As good as an inhaled antibiotic like TOBI was for patients, Montgomery knew it had shortcomings. Patients had to take it through a nebulizer that delivers the drug as inhalable particles for 20 minutes, taken twice daily. Many of the patients are teenagers, and as Montgomery put it, “teenagers aren’t the most compliant people in the world.” So that meant that patients would take the drug when they felt sick, but wouldn’t consistently stick with the demanding regimen all the time. And also, bacteria can find ways to resist any one drug when it’s given repeatedly.
“Bacteria develop resistance to therapy. It’s a fact of life. Some view that as a problem,” Montgomery said. “I view it as a commercial opportunity.”
So the idea was to come up with a more convenient delivery mode, and a different antibiotic, so that patients would be able to take alternating treatment cycles with TOBI and something else. The idea was to transform aztreonam, an intravenous antibiotic, into an inhalable form. When combined with a new nebulizer from Germany, the new drug could be given in a more convenient two-minute inhalation, two or three times a day, through a handheld device, Montgomery said. And by delivering it directly to the lungs, where the bacteria were hiding out, the hope was to deliver 1,000 times greater concentrations. “This way, you could deliver a neutron bomb to the lungs,” Montgomery said.
The drug has shown in a pair of clinical trials that it can help patients breathe better, and the company was also required to gather questionnaire data that showed it improved patients’ quality of life. The product has now been approved in Europe, Canada, and Australia, but Montgomery wasn’t making any predictions that he’s going to get clearance in the U.S. next month.

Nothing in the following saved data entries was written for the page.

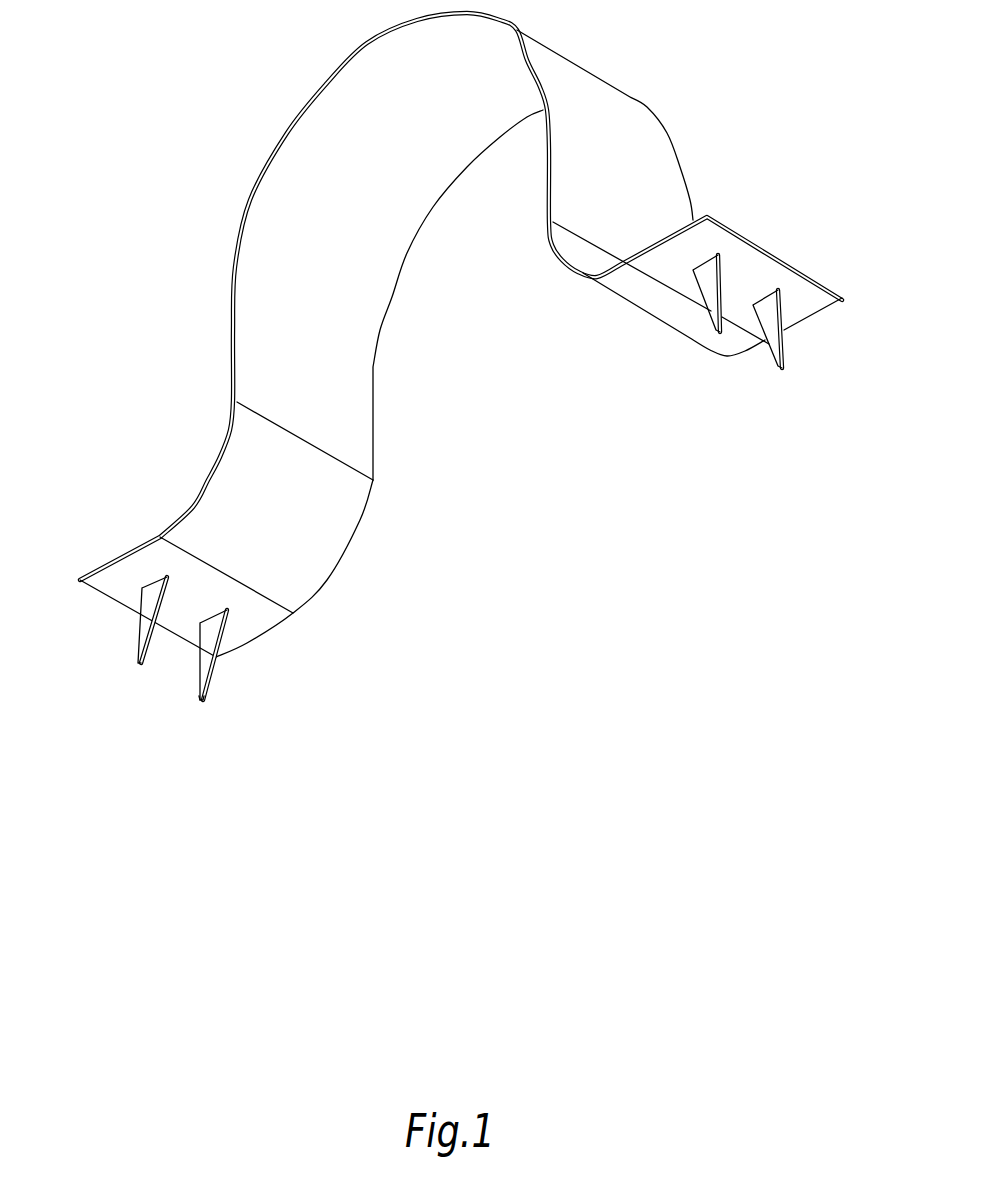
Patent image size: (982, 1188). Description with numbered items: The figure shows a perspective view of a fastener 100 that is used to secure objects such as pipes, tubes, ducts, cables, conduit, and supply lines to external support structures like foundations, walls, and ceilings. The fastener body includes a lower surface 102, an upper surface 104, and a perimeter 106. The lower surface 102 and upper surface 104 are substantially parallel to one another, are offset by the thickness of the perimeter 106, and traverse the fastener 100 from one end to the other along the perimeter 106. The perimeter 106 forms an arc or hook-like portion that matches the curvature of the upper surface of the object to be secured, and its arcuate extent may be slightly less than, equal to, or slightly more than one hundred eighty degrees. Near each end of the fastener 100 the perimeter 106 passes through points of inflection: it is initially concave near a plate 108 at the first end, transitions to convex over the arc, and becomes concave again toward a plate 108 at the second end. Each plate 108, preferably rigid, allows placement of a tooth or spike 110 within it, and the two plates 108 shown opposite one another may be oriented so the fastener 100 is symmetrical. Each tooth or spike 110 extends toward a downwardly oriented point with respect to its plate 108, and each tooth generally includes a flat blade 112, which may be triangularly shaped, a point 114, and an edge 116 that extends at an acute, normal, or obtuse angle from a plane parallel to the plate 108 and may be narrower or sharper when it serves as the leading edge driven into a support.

The fastener 100 is at (459, 378).
The lower surface 102 is at (461, 296).
The upper surface 104 is at (640, 199).
The perimeter 106 is at (288, 133).
The plate 108 is at (262, 617).
The tooth or spike 110 is at (455, 499).
The flat blade 112 is at (200, 662).
The point 114 is at (202, 702).
The edge 116 is at (212, 673).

Even so, King, the Merriman Curhan analyst, isn’t expecting much commercial success. He’s forecasting $31 million in sales from aztreonam lysine in 2015.

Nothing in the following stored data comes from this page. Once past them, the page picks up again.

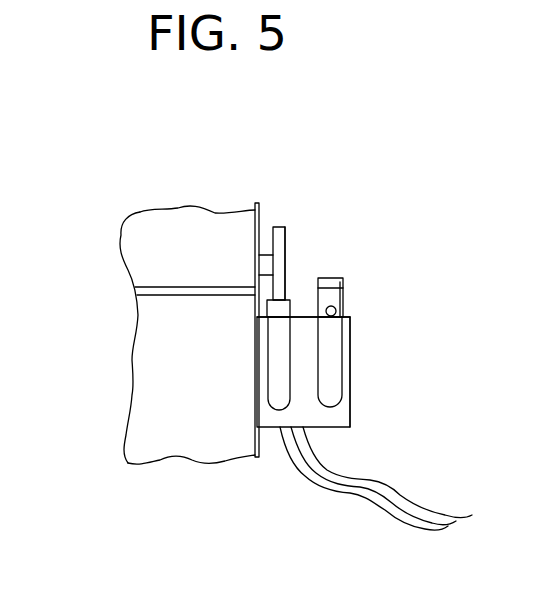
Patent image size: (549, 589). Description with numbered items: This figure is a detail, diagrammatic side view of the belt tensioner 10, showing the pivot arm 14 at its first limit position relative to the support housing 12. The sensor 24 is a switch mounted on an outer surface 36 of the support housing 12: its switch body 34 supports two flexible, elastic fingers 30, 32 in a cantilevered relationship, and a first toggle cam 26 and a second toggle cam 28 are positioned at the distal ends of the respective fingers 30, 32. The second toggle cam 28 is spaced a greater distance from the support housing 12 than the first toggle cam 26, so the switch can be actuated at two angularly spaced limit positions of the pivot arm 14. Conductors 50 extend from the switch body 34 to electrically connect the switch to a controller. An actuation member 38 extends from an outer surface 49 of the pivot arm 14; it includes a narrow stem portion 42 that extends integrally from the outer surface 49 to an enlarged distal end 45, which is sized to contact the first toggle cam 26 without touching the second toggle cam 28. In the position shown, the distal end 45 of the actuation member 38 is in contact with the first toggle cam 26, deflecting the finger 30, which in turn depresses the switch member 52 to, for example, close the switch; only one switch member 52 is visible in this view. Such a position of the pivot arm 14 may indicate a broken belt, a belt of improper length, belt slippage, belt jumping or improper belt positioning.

The belt tensioner 10 is at (393, 182).
The support housing 12 is at (168, 423).
The pivot arm 14 is at (133, 260).
The sensor 24 is at (342, 417).
The first toggle cam 26 is at (267, 306).
The second toggle cam 28 is at (333, 280).
The finger 30 is at (299, 317).
The finger 32 is at (337, 288).
The switch body 34 is at (352, 358).
The outer surface 36 is at (145, 360).
The actuation member 38 is at (278, 226).
The stem portion 42 is at (259, 203).
The distal end 45 is at (286, 237).
The outer surface 49 is at (170, 220).
The conductors 50 is at (384, 502).
The switch member 52 is at (337, 309).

Montgomery didn’t offer any sales forecasts in his talk, but he’s clearly suggesting it has bigger potential than that. He said aztreonma has generated some “dramatic responses” in a mid-stage clinical trial of patients with bronchiectasis, a disease in which part of the bronchial tree in the lung expands too much and blocks airways. The results were compelling enough that Gilead plans to start a pivotal study for that use in 2010, and Montgomery noted it could be a bigger commercial opportunity than cystic fibrosis, because it affects more patients.

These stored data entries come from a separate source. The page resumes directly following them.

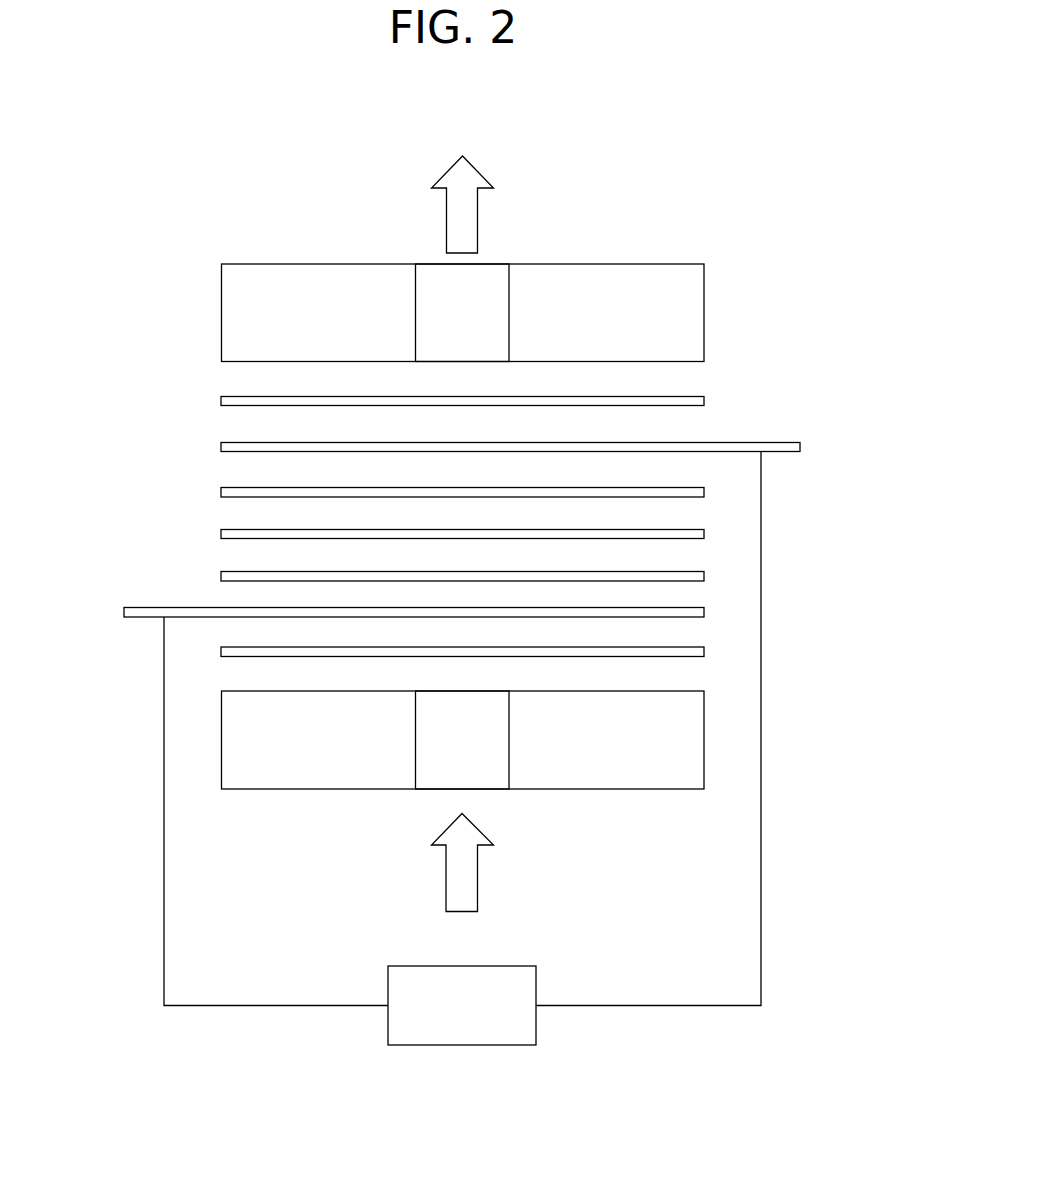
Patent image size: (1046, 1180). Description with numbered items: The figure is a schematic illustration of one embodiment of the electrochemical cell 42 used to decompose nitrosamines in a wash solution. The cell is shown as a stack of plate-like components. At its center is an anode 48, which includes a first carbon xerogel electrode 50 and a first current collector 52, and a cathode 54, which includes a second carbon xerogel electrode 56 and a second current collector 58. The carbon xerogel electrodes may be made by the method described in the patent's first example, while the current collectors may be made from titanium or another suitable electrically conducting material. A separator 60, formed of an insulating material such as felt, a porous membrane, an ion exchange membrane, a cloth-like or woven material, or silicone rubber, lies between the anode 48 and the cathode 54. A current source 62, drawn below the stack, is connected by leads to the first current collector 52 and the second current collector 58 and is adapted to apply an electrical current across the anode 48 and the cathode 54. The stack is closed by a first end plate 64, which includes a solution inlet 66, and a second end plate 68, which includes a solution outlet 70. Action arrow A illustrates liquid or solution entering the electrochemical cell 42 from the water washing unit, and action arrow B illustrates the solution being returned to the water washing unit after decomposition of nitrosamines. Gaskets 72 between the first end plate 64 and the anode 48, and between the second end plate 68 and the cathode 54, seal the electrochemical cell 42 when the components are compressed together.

The electrochemical cell 42 is at (683, 213).
The anode 48 is at (364, 615).
The first carbon xerogel electrode 50 is at (232, 574).
The first current collector 52 is at (393, 658).
The cathode 54 is at (560, 437).
The second carbon xerogel electrode 56 is at (528, 508).
The second current collector 58 is at (787, 442).
The separator 60 is at (703, 533).
The current source 62 is at (473, 1045).
The first end plate 64 is at (617, 771).
The solution inlet 66 is at (438, 765).
The second end plate 68 is at (700, 291).
The solution outlet 70 is at (480, 290).
The gaskets 72 is at (220, 400).
The action arrow A is at (469, 880).
The action arrow B is at (457, 225).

Montgomery was pretty vague about some of the other projects in the pipeline. Three or four research programs are progressing for chronic obstructive pulmonary disease—a leading killer in the U.S. that’s commonly found in smokers, and which has no effective treatments. That’s a big, long-term, risky challenge that few companies other than Gilead have the money and expertise to take a swing at. But he definitely wanted to leave the audience of Seattle business leaders with the impression that Gilead is here to stay for the long run.
“I think I have another 10 years left,” said Montgomery, who’s 56.